I spent my evening in the kind of informal conversation that is actually the most generative, honest, and productive in a context like this. Talking over dinner (and for once, I was mostly just listening) to scientists like Will Steffen and Diane Livermore, we reminded ourselves that the alarm regarding global trends like carbon dioxide emissions has been going on for a long time, since the late 60s and early 70s. But the nature of the alarm changed, especially at a few watershed moments, as actual data came in — some of it too strange to be believed. The ozone hole over Antarctica was dismissed as an aberration in the data for several years before it was understood.
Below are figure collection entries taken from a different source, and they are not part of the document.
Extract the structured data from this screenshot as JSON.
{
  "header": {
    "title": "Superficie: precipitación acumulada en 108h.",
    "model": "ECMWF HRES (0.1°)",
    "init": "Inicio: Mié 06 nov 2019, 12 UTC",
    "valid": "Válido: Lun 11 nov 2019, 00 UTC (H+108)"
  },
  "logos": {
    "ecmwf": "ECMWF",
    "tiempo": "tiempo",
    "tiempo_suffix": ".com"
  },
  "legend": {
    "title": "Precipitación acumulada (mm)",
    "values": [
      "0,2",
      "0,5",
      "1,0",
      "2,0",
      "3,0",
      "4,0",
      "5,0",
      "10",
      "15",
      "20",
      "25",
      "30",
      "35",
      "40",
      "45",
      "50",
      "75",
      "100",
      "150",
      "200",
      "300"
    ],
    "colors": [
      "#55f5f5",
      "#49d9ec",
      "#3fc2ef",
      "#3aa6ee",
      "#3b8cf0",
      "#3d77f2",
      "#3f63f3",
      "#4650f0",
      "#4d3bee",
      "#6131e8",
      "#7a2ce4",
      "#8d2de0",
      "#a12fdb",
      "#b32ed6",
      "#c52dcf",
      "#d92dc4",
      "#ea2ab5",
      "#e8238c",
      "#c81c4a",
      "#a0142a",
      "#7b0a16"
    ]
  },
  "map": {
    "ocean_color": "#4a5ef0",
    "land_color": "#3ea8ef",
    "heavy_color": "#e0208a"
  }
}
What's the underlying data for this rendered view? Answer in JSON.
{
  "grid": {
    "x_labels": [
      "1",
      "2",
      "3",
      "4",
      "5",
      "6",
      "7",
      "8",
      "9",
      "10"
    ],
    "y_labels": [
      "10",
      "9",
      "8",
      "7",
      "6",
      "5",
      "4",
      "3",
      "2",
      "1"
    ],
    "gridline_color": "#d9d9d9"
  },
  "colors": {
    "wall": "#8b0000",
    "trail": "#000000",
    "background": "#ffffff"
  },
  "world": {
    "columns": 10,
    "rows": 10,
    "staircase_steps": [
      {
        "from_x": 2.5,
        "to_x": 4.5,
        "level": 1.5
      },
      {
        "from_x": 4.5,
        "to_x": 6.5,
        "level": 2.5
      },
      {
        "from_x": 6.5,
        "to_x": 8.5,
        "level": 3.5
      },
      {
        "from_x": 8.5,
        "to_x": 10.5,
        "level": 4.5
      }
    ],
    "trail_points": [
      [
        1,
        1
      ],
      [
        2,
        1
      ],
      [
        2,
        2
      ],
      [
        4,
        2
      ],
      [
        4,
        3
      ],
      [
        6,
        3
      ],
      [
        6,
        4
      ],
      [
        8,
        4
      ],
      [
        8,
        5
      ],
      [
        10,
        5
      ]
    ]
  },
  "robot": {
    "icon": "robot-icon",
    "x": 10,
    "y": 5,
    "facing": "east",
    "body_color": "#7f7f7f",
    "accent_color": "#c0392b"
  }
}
The ice cores revealing the potential for rapid climatic shifts were long thought to be contaminated.
Listening to these scientists, who have patiently studied the numbers and tried to report on their meaning over decades now, I remember that human knowledge about our predicament is both old and new. Yes, a few of our brightest minds have been tracking the problems for some time. But even they have been surprised, and often rather recently, about the scale, the urgency, the real risks involved. It’s no wonder that the world has not really responded yet; we’re mostly still waking up, sniffing the smoke, trying to get used to the idea that our house in on fire, while we rouse ourselves groggily from deep slumber.
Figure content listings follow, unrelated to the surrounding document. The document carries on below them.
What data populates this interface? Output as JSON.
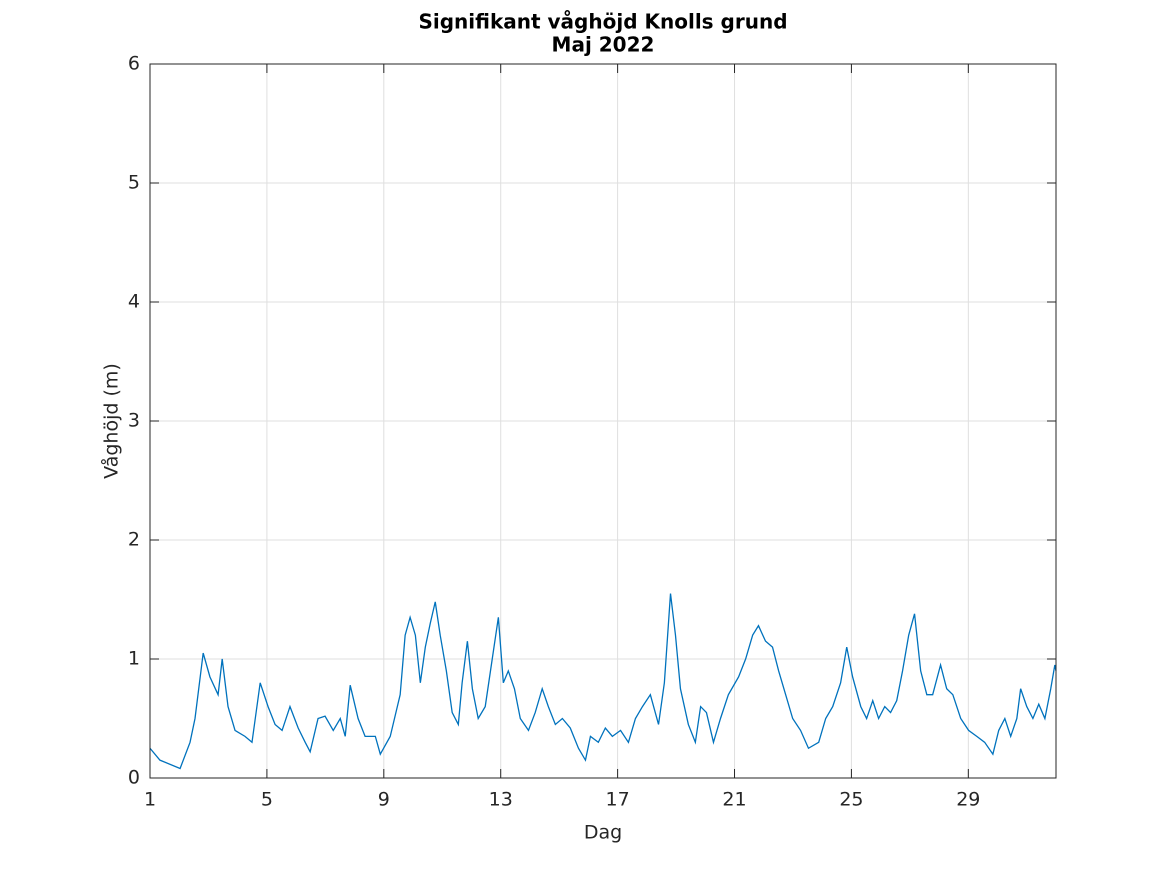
{
  "chart_data": {
    "type": "line",
    "title": "Signifikant våghöjd Knolls grund",
    "subtitle": "Maj 2022",
    "xlabel": "Dag",
    "ylabel": "Våghöjd (m)",
    "xlim": [
      1,
      32
    ],
    "xticks": [
      1,
      5,
      9,
      13,
      17,
      21,
      25,
      29
    ],
    "ylim": [
      0,
      6
    ],
    "yticks": [
      0,
      1,
      2,
      3,
      4,
      5,
      6
    ],
    "grid": true,
    "series": [
      {
        "name": "Våghöjd",
        "color": "#0072bd",
        "x": [
          1.0,
          1.34,
          2.03,
          2.37,
          2.54,
          2.82,
          3.05,
          3.33,
          3.47,
          3.67,
          3.91,
          4.25,
          4.49,
          4.77,
          5.04,
          5.28,
          5.52,
          5.79,
          6.07,
          6.31,
          6.48,
          6.75,
          6.99,
          7.27,
          7.51,
          7.68,
          7.85,
          8.12,
          8.36,
          8.71,
          8.88,
          9.22,
          9.56,
          9.73,
          9.9,
          10.08,
          10.25,
          10.42,
          10.59,
          10.76,
          10.93,
          11.14,
          11.34,
          11.55,
          11.68,
          11.86,
          12.03,
          12.23,
          12.47,
          12.71,
          12.92,
          13.09,
          13.26,
          13.47,
          13.67,
          13.95,
          14.18,
          14.42,
          14.63,
          14.87,
          15.11,
          15.38,
          15.66,
          15.9,
          16.07,
          16.34,
          16.58,
          16.82,
          17.1,
          17.37,
          17.61,
          17.85,
          18.12,
          18.4,
          18.6,
          18.81,
          18.98,
          19.15,
          19.42,
          19.66,
          19.84,
          20.04,
          20.28,
          20.52,
          20.79,
          21.14,
          21.38,
          21.62,
          21.82,
          22.06,
          22.3,
          22.51,
          22.75,
          22.99,
          23.26,
          23.53,
          23.88,
          24.12,
          24.36,
          24.63,
          24.84,
          25.04,
          25.32,
          25.52,
          25.73,
          25.93,
          26.14,
          26.34,
          26.55,
          26.75,
          26.96,
          27.16,
          27.37,
          27.58,
          27.78,
          28.05,
          28.26,
          28.47,
          28.74,
          29.01,
          29.29,
          29.56,
          29.84,
          30.04,
          30.25,
          30.45,
          30.66,
          30.79,
          31.0,
          31.21,
          31.41,
          31.62,
          31.82,
          31.96,
          32.0
        ],
        "values": [
          0.25,
          0.15,
          0.08,
          0.3,
          0.5,
          1.05,
          0.85,
          0.7,
          1.0,
          0.6,
          0.4,
          0.35,
          0.3,
          0.8,
          0.6,
          0.45,
          0.4,
          0.6,
          0.42,
          0.3,
          0.22,
          0.5,
          0.52,
          0.4,
          0.5,
          0.35,
          0.78,
          0.5,
          0.35,
          0.35,
          0.2,
          0.35,
          0.7,
          1.2,
          1.35,
          1.2,
          0.8,
          1.1,
          1.3,
          1.48,
          1.2,
          0.9,
          0.55,
          0.45,
          0.8,
          1.15,
          0.75,
          0.5,
          0.6,
          1.0,
          1.35,
          0.8,
          0.9,
          0.75,
          0.5,
          0.4,
          0.55,
          0.75,
          0.6,
          0.45,
          0.5,
          0.42,
          0.25,
          0.15,
          0.35,
          0.3,
          0.42,
          0.35,
          0.4,
          0.3,
          0.5,
          0.6,
          0.7,
          0.45,
          0.8,
          1.55,
          1.2,
          0.75,
          0.45,
          0.3,
          0.6,
          0.55,
          0.3,
          0.5,
          0.7,
          0.85,
          1.0,
          1.2,
          1.28,
          1.15,
          1.1,
          0.9,
          0.7,
          0.5,
          0.4,
          0.25,
          0.3,
          0.5,
          0.6,
          0.8,
          1.1,
          0.85,
          0.6,
          0.5,
          0.65,
          0.5,
          0.6,
          0.55,
          0.65,
          0.9,
          1.2,
          1.38,
          0.9,
          0.7,
          0.7,
          0.95,
          0.75,
          0.7,
          0.5,
          0.4,
          0.35,
          0.3,
          0.2,
          0.4,
          0.5,
          0.35,
          0.5,
          0.75,
          0.6,
          0.5,
          0.62,
          0.5,
          0.75,
          0.95,
          0.9
        ]
      }
    ]
  }
}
There were speeches in the big tent tonight, several of them by friends or colleagues, such as Bianca Jagger (World Future Council) and Ruud Lubbers ( Earth Charter), but I am afraid I cannot report on them. You will have to watch them on the web. You see, my guitar was calling, and for once, I’ve been listening to that call very carefully, so I sat and played and looked at Lake Siljan, stretching wide across the western horizon, under troubled clouds and shafts of evening sunlight.
I ended the evening talking for the longest while with Manfred Max-Neef, a tower of a man from Chile who always introduces himself as “a musician and an economist,” together with his “niece,” a young Swedish professional woman who is participating in the Young Leader program and who has the good fortune of being mentored by Manfred. Manfred’s intellectual contributions to sustainability thinking are legendary, as is his oratory, which is often critical of neo-classical economic thinking. But tonight, among many other topics, I’m treated to the story of his presidential campaign in Chile over a decade ago.
Manfred had no money and no party, so he organized on the principle of the rhinoceros and the mosquitoes. “What do you when you are facing a rhino?” he said, referring to the big parties and their political machines. “First, you do not make the mistake of pretending to be a rhino. So what can stop a rhinoceros? A big cloud of mosquitoes.” His volunteers became the “mosquitoes,” swarming over the impressive bureaucratic and other obstacles that made an independent candidacy all but impossible. He got half a million votes, not a small number for Chile. And to this day he is stopped on the street by people who say, “I was a mosquito!”
Manfred was a popular candidate largely because he never lied. Sitting on a television sofa, asked by the interviewer whether he had ever smoked marijuana, he simply said “Yes.” The interviewer, nonplussed, said well, you must have been experimenting in your youth. “Oh no, it was quite recently.” The next day, the number of mosquitoes began increasing dramatically.
I head off to sleep to the buzz of Tällberg’s mosquitoes, dancing to klezmer music in the long twilight.